Jack didn't say anything.

"Yeah." She moved her head slowly. "I love you very much, Uncle Jack. I think we're very much alike. But I'm willing to find out who I am. I've got to." She hesitated. "I don't think you admit much to yourself or to the folks around you." It was as if she were looking inside him, shining a searchlight around inside his head and his mind. He was uncomfortable with both the uncompromising glare and the shadows.

"Hey!" The shout came from Ackroyd, ducking his head past the front door. "You gotta see this! All of you." He retreated back outside.

Cordelia and Jack looked at each other.
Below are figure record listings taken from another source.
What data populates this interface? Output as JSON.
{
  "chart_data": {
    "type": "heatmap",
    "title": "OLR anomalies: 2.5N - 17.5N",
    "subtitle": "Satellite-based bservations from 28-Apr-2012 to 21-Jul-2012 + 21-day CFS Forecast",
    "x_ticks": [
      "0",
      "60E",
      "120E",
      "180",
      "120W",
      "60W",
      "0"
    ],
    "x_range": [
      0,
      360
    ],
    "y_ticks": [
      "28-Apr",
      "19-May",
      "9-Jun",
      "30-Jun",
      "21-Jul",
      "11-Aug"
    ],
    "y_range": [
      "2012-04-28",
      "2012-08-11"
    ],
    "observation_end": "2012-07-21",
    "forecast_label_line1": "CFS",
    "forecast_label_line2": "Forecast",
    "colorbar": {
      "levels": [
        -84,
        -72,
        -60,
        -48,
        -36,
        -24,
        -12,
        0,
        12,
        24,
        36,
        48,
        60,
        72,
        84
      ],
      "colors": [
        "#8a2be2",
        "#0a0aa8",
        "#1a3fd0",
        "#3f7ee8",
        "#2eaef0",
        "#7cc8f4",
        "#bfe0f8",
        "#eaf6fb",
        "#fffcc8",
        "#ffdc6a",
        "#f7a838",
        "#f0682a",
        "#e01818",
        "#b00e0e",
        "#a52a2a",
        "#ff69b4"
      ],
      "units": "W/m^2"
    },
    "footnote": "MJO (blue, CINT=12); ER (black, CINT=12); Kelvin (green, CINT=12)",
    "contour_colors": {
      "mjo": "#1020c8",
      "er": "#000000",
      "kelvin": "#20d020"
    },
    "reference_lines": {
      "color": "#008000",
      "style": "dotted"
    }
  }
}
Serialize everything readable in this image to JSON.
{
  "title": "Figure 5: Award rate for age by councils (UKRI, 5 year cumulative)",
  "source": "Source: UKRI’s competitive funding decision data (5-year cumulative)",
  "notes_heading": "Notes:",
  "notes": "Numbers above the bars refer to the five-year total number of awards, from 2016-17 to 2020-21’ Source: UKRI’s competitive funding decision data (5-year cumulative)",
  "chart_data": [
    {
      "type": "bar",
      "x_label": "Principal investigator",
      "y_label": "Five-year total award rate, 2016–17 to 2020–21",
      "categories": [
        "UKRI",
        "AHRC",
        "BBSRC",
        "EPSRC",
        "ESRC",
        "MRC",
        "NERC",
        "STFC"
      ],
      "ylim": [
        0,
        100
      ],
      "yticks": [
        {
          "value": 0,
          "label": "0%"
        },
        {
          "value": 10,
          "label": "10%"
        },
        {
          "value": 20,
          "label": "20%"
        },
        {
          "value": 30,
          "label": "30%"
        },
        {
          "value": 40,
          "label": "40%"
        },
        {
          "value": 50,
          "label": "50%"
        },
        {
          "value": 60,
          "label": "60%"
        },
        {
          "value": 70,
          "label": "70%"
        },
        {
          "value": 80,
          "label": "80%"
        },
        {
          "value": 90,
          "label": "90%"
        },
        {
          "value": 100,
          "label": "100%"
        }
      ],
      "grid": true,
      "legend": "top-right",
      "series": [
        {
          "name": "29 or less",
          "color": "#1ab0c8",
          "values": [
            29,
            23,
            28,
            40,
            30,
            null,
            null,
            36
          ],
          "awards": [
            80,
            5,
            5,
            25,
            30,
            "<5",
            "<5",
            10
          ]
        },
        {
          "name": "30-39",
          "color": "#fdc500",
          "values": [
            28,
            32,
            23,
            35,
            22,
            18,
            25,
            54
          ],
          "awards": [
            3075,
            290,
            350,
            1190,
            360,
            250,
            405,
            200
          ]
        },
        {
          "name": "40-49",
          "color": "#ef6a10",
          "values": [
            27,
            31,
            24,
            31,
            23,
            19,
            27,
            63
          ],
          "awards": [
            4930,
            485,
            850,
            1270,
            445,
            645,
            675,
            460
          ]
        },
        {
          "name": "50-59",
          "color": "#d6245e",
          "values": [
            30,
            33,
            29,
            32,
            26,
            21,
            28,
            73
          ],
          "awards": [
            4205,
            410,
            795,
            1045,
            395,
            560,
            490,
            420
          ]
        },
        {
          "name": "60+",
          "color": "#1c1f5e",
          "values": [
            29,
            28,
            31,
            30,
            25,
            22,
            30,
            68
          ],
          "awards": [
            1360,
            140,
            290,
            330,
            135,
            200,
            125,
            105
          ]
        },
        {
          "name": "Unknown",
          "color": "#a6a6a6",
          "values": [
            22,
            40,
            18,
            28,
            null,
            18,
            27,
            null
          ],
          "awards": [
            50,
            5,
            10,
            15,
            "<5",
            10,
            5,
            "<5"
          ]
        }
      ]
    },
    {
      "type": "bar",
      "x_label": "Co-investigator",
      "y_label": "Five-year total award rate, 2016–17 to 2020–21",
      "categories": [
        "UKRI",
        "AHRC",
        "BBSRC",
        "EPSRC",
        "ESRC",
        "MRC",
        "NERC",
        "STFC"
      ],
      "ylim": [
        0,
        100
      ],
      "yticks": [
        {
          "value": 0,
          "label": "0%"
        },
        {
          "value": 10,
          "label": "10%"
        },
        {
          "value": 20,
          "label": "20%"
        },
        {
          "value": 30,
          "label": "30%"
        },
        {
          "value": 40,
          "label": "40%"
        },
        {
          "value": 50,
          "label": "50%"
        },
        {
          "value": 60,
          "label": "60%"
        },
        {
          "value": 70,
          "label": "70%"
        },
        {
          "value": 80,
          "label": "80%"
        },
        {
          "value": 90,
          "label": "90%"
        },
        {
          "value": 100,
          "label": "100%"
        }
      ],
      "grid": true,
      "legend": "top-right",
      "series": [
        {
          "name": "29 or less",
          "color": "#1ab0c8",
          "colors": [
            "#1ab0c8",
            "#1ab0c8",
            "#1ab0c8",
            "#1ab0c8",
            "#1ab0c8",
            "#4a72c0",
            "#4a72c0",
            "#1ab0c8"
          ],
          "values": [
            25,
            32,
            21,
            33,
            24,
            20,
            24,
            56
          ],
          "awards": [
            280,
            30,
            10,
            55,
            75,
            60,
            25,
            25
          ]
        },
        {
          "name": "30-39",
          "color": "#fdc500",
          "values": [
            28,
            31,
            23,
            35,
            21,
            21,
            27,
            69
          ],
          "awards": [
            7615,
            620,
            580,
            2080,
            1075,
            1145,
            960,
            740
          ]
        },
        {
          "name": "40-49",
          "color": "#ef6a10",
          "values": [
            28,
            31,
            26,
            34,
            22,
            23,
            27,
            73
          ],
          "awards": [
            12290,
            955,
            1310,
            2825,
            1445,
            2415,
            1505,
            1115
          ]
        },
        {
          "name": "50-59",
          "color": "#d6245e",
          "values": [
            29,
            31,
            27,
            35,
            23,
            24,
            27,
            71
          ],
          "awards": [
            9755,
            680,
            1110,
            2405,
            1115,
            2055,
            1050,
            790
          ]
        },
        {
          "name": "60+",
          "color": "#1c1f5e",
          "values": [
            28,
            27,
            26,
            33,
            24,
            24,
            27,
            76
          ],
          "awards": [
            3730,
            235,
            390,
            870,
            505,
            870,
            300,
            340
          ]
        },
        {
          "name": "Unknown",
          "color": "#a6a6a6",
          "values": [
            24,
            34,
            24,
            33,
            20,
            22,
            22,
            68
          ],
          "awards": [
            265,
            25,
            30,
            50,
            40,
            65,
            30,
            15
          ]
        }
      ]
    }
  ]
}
The young woman joined the others heading for the door. Jack hesitated, then followed.

Outside, the night retreated. Dawn was breaking over the East River. Ackroyd stood out in the street and pointed toward the sky. "Will you look at that?"

They all looked. Jack squinted and at first didn't realize what he was staring at. Then the details coalesced.

It was Jetboy's plane. After forty years, the JB-1 soared again above the Manhattan skyline. High-winged and trouttailed, it was indisputably Jetboy's pioneering craft. The red fuselage seemed to glow in the first rays of morning.

There was something wrong with the image. Then Jack realized what it was. Jetboy's plane had speed lines trailing back from the wings and tail. What the hell? he thought. But for the moment, he was as transfixed by the vision as everyone else around him. It was as though they were all collectively holding one breath.

Then things came apart.

One wing of the JB-1 started to fold back and tear away from the fuselage. The plane was breaking up. "Jesus-fucking-jumping-joker-Christ," someone said. It was almost a prayer.